The actual texts of the Gospels that mention him are few: Matthew 1:16-24; 2:13. Luke 1:27. 2:4-43. 3:23. 4:22. John 1:45; 6:42. Vatican II gives us an important document which shows how Joseph may have lived today. This document is used for the Office of Readings on the Feast of Joseph the worker.  We can refresh our memories by going back to it and thinking of Joseph as we read paragraphs 33 and 34 of Gaudium et Spes.  This shows us the Church in the modern world and how followers of Christ today should take on the values it suggests. In this contemporary reflection we  see that the “Church is the guardian of God’s word, from which are drawn the principles of the religious and moral order…The Church desires to integrate the skilled knowledge of humankind, so that it may shine forth on the path which humanity has lately entered.”  St. Joseph lives this out in the actual time of Jesus and Mary as their guardian and then in the Catholic tradition as the protector of the universal or catholic Church.

By our celebration we also offset the celebrations of Marxist and Communist nations that honor the worker.  Unlike them, Joseph is a model for righteousness and the dignity of every human person to not only work but also to have their own home and property. (See the encyclical of John Paul II on Work or Laborem Exercens). Together with our Blessed Mother Joseph promotes as a model the new evangelization  as Paul VI and John Paul II have encouraged us to be.

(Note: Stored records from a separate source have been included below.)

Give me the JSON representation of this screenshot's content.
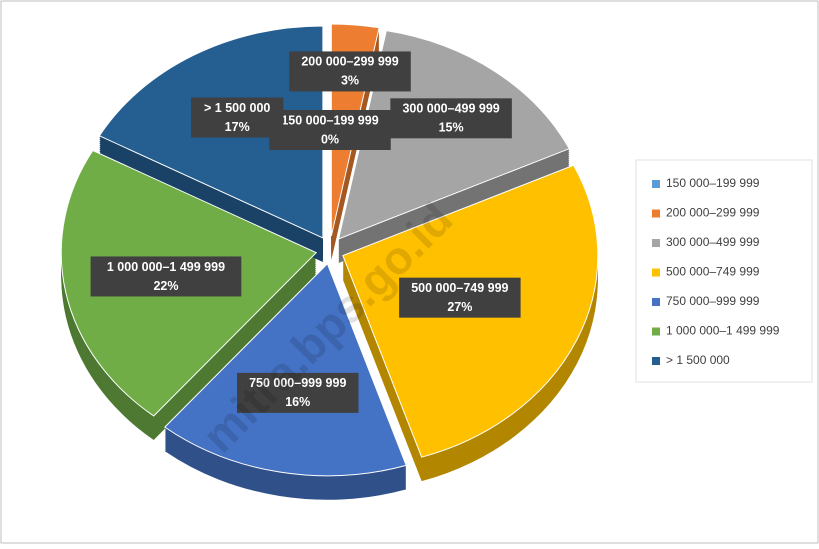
{
  "chart_data": {
    "type": "pie",
    "categories": [
      "150 000–199 999",
      "200 000–299 999",
      "300 000–499 999",
      "500 000–749 999",
      "750 000–999 999",
      "1 000 000–1 499 999",
      "> 1 500 000"
    ],
    "values": [
      0,
      3,
      15,
      27,
      16,
      22,
      17
    ],
    "value_labels": [
      "0%",
      "3%",
      "15%",
      "27%",
      "16%",
      "22%",
      "17%"
    ],
    "colors": [
      "#5b9bd5",
      "#ed7d31",
      "#a5a5a5",
      "#ffc000",
      "#4472c4",
      "#70ad47",
      "#255e91"
    ],
    "legend": "right",
    "watermark": "mitra.bps.go.id"
  }
}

The following citation shows us what this means: “We are in the presence of a “new springtime for the Gospel” that bears on the new issues arising in this time of epochal change. Among these issues are the service of life in all its forms, the protection of the environment, the move toward greater unity among all peoples while respecting cultural diversity, the achievement of lasting peace based on truth and justice, the development of interreligious dialogue, and the defense of women’s dignity.”  Servants of the Magnificat, page 125, Rome, General Curia O.S.M. 1996.  Amen. Alleluia. Alleluia!